Navchaa Tugjamba is a PhD student in the Department of Geography and Planning at Macquarie University, Australia.

Her research study aims to examine the applicability of ecosystem services approach to support climate change adaption at a local scale, in case of Mongolia. Her research interests include the integration of ecosystem services into environmental management; traditional ecological knowledge: nomadic herders’ adaptation knowledge and practice; environmental education.

She obtained her BSc and MSc in Geography from Mongolian State University of Education, and MSc in Environmental Sciences from UNESCO-IHE, The Netherlands.


Améline Vallet

Améline Vallet is a PhD student at AgroParisTech and CIFOR under the supervision of Bruno Locatelli and Harold Levrel.
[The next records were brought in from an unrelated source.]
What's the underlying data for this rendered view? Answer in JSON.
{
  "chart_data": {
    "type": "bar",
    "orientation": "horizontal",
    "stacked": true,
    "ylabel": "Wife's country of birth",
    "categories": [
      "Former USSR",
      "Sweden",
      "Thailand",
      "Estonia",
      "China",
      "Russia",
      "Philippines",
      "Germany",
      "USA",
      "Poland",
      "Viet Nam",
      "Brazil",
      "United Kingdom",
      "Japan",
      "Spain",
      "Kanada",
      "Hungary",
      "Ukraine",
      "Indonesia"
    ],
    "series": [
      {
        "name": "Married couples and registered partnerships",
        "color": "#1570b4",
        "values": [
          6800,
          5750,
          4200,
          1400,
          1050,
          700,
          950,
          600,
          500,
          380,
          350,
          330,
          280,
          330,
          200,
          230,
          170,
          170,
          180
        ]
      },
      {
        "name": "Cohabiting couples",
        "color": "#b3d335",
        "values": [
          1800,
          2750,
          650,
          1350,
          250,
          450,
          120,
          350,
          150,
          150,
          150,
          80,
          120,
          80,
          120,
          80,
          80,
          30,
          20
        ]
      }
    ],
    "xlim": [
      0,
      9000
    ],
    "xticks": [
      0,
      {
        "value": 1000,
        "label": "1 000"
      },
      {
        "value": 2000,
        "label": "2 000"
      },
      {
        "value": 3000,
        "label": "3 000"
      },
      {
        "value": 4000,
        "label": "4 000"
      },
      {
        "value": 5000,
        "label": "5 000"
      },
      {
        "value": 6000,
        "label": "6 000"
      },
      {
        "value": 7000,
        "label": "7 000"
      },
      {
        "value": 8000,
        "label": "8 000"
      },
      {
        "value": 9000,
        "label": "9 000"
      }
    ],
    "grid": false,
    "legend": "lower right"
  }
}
Her research interests are at the intersection between economics and ecology, and cover ecosystem services modelling, ecosystem services tradeoffs as well as sustainable governance of natural resources. She has an interest in interdisciplinary research, working with ecologists, economists, social scientists and policy makers.

Her PhD specifically focuses on the societal and ecological tradeoffs occurring in Latin American landscapes regarding ecosystem service provision and governance. In Costa Rica, she analyzes landscape capacity to provide simultaneously multiple ecosystem services during societal and economic transformations. She compares different methods to quantify the tradeoffs between ecosystem services using tools from economics (production frontiers) and statistics. In Peru, she investigates stakeholders’ differentiated roles in relation to ecosystem services governance using interviews and social network analyses. This work is part of a larger project that involves the Swiss cooperation, the regional government of Apurímac (Peru) and local NGOs through a participatory research project. At AgroParisTech she teaches subjects related to ecosystem services mapping and valuation, as well as ecological engineering.